BROADBAND NATION EXPO, ORLANDO – While Day 1 of 2025’s Broadband Nation Expo centered around the role networks will play in AI as well as economic and data center growth, the second day of the show revisited its digital divide roots to analyze the industry's progress - and shortcomings - in access.
Of course, the Broadband Equity, Access and Deployment (BEAD) program was a hot topic, now that NTIA approved its first batch of state proposals. We heard broadband officials from Arizona and Nevada discuss where they’re at with BEAD and the next steps before shovels can hit the ground.
Broadband as a utility
The first panel of the day centered around broadband’s value as a utility, providing an interesting contrast with yesterday’s opening remarks from TIA.
Angela Bennink, general manager of Kitsap Public Utility District in Washington state, noted public ownership of infrastructure is key to make sure the public still has a voice in how they get broadband, especially given the absence of a wide-scale affordable broadband strategy like the Affordable Connectivity Program. (ACP).
“I don’t think ACP comes back, I mean in reality,” she said. “So I do think we take that into our own hands as utility providers.”
And access is merely the first step, said Jamar Davis, lead for Charlotte, North Carolina’s Smart City initiative. “The next step is how do we support the services we provide to residents,” from transportation to things like water and waste services.
Comcast's AI spike
Just when we thought we’ve heard everything about AI’s impact on broadband networks, Comcast Chief Network Officer Elad Nafshi shared some stats on how much traffic genAI is consuming.

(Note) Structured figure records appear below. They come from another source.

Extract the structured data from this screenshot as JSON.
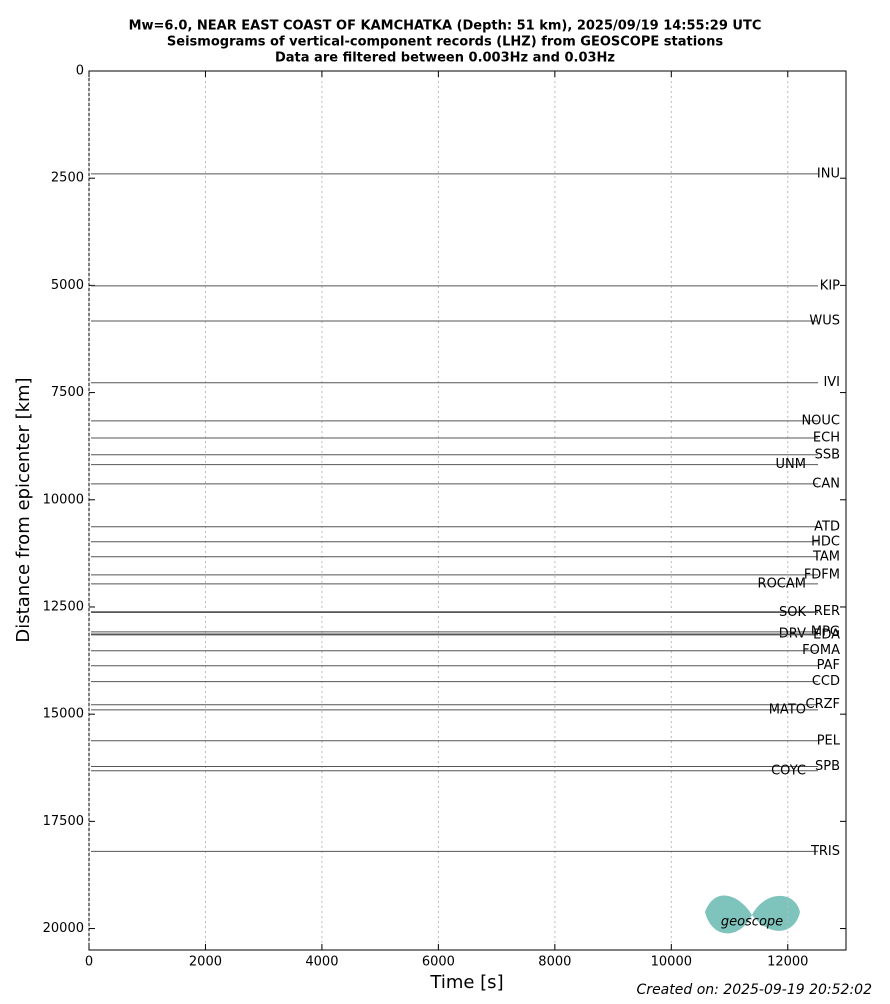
{
  "chart_data": {
    "type": "seismogram",
    "title_lines": [
      "Mw=6.0, NEAR EAST COAST OF KAMCHATKA (Depth: 51 km), 2025/09/19 14:55:29 UTC",
      "Seismograms of vertical-component records (LHZ) from GEOSCOPE stations",
      "Data are filtered between 0.003Hz and 0.03Hz"
    ],
    "xlabel": "Time [s]",
    "ylabel": "Distance from epicenter [km]",
    "xlim": [
      0,
      13000
    ],
    "xticks": [
      0,
      2000,
      4000,
      6000,
      8000,
      10000,
      12000
    ],
    "ylim": [
      20500,
      0
    ],
    "yticks": [
      0,
      2500,
      5000,
      7500,
      10000,
      12500,
      15000,
      17500,
      20000
    ],
    "grid": true,
    "color": "#555555",
    "stations": [
      "INU",
      "KIP",
      "WUS",
      "IVI",
      "NOUC",
      "ECH",
      "SSB",
      "UNM",
      "CAN",
      "ATD",
      "HDC",
      "TAM",
      "FDFM",
      "ROCAM",
      "RER",
      "SOK",
      "MPG",
      "DRV",
      "EDA",
      "FOMA",
      "PAF",
      "CCD",
      "CRZF",
      "MATO",
      "PEL",
      "SPB",
      "COYC",
      "TRIS"
    ],
    "distances": [
      2400,
      5010,
      5830,
      7270,
      8160,
      8560,
      8950,
      9180,
      9630,
      10630,
      10980,
      11330,
      11750,
      11960,
      12610,
      12630,
      13080,
      13130,
      13150,
      13520,
      13870,
      14240,
      14780,
      14900,
      15620,
      16220,
      16320,
      18200
    ],
    "footer": "Created on: 2025-09-19 20:52:02",
    "logo": "geoscope"
  }
}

Since the start of 2025, Comcast saw a “three-fold increase” in the amount of traffic that goes to ChatGPT, he said.
“And this is in a world where 89% of the AI traffic is still textual based,” Nafshi said, adding traffic shot up even higher after OpenAI launched its Sora app for AI-generated videos. The Sora service “now consumes more traffic than Xbox Live on our network.”
LEO lowdown
Low-earth orbit (LEO) satellite is the new kid on the broadband block, but it’s already got potential to complement fixed wireless access (FWA) in rural areas, according to Mike Lubin, senior advisor and VP at ViaSat.
He predicts satellite will wind up as FWA backhaul “in the interim” until fiber or another optical communications technology comes along. Some combination of satellite and FWA is “going to be the paradigm” for connecting about 2.6 billion unconnected folks globally.

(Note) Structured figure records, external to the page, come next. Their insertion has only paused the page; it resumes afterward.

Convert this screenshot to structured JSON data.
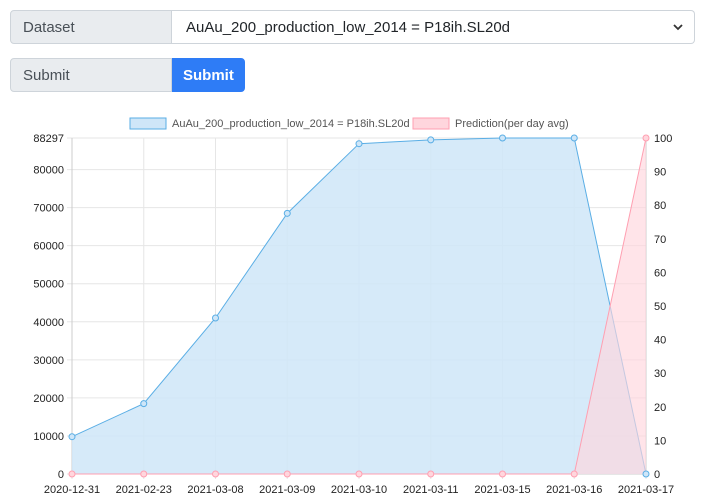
{
  "form": {
    "dataset_label": "Dataset",
    "dataset_value": "AuAu_200_production_low_2014 = P18ih.SL20d",
    "submit_label": "Submit",
    "submit_button": "Submit"
  },
  "colors": {
    "primary": "#2e7cf6",
    "series1_fill": "#cfe6f8",
    "series1_line": "#5aaee5",
    "series2_fill": "#ffd6dd",
    "series2_line": "#ff9fb1"
  },
  "chart_data": {
    "type": "area",
    "categories": [
      "2020-12-31",
      "2021-02-23",
      "2021-03-08",
      "2021-03-09",
      "2021-03-10",
      "2021-03-11",
      "2021-03-15",
      "2021-03-16",
      "2021-03-17"
    ],
    "series": [
      {
        "name": "AuAu_200_production_low_2014 = P18ih.SL20d",
        "axis": "left",
        "values": [
          9800,
          18500,
          41000,
          68500,
          86800,
          87800,
          88297,
          88297,
          0
        ]
      },
      {
        "name": "Prediction(per day avg)",
        "axis": "right",
        "values": [
          0,
          0,
          0,
          0,
          0,
          0,
          0,
          0,
          100
        ]
      }
    ],
    "y_left": {
      "min": 0,
      "max": 88297,
      "ticks": [
        "0",
        "10000",
        "20000",
        "30000",
        "40000",
        "50000",
        "60000",
        "70000",
        "80000",
        "88297"
      ]
    },
    "y_right": {
      "min": 0,
      "max": 100,
      "ticks": [
        "0",
        "10",
        "20",
        "30",
        "40",
        "50",
        "60",
        "70",
        "80",
        "90",
        "100"
      ]
    },
    "legend_position": "top",
    "grid": true
  }
}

So far, Starlink and the newly rebranded Amazon Leo are the main satellite broadband players, but Lubin noted many other LEO operators are entering the space. Soon enough we could also see next-gen geostationary (GEO) providers with “even better economics potentially than LEO constellations.”
Talking take rates
When a build goes off the rails, usually it’s because an operator’s take rate didn’t pan out, said WISPA president and CEO David Zumwalt on a panel about assessing the “true cost” of broadband.
“If there are other competitors in the market and if [the provider is] slow to deploy for whatever reason, then the take rate assumptions don’t work out,” he said. “So there’s a problem then for the whole schedule of how you deploy and start to monetize the deployment of this network.”
The other piece of the puzzle is understanding the deployment environment and having a product that can easily adapt to change, noted CommScope Senior Solutions Architect Paul Hubbard.
“These networks are not fixed assets,” he said. “They’re always going to evolve.”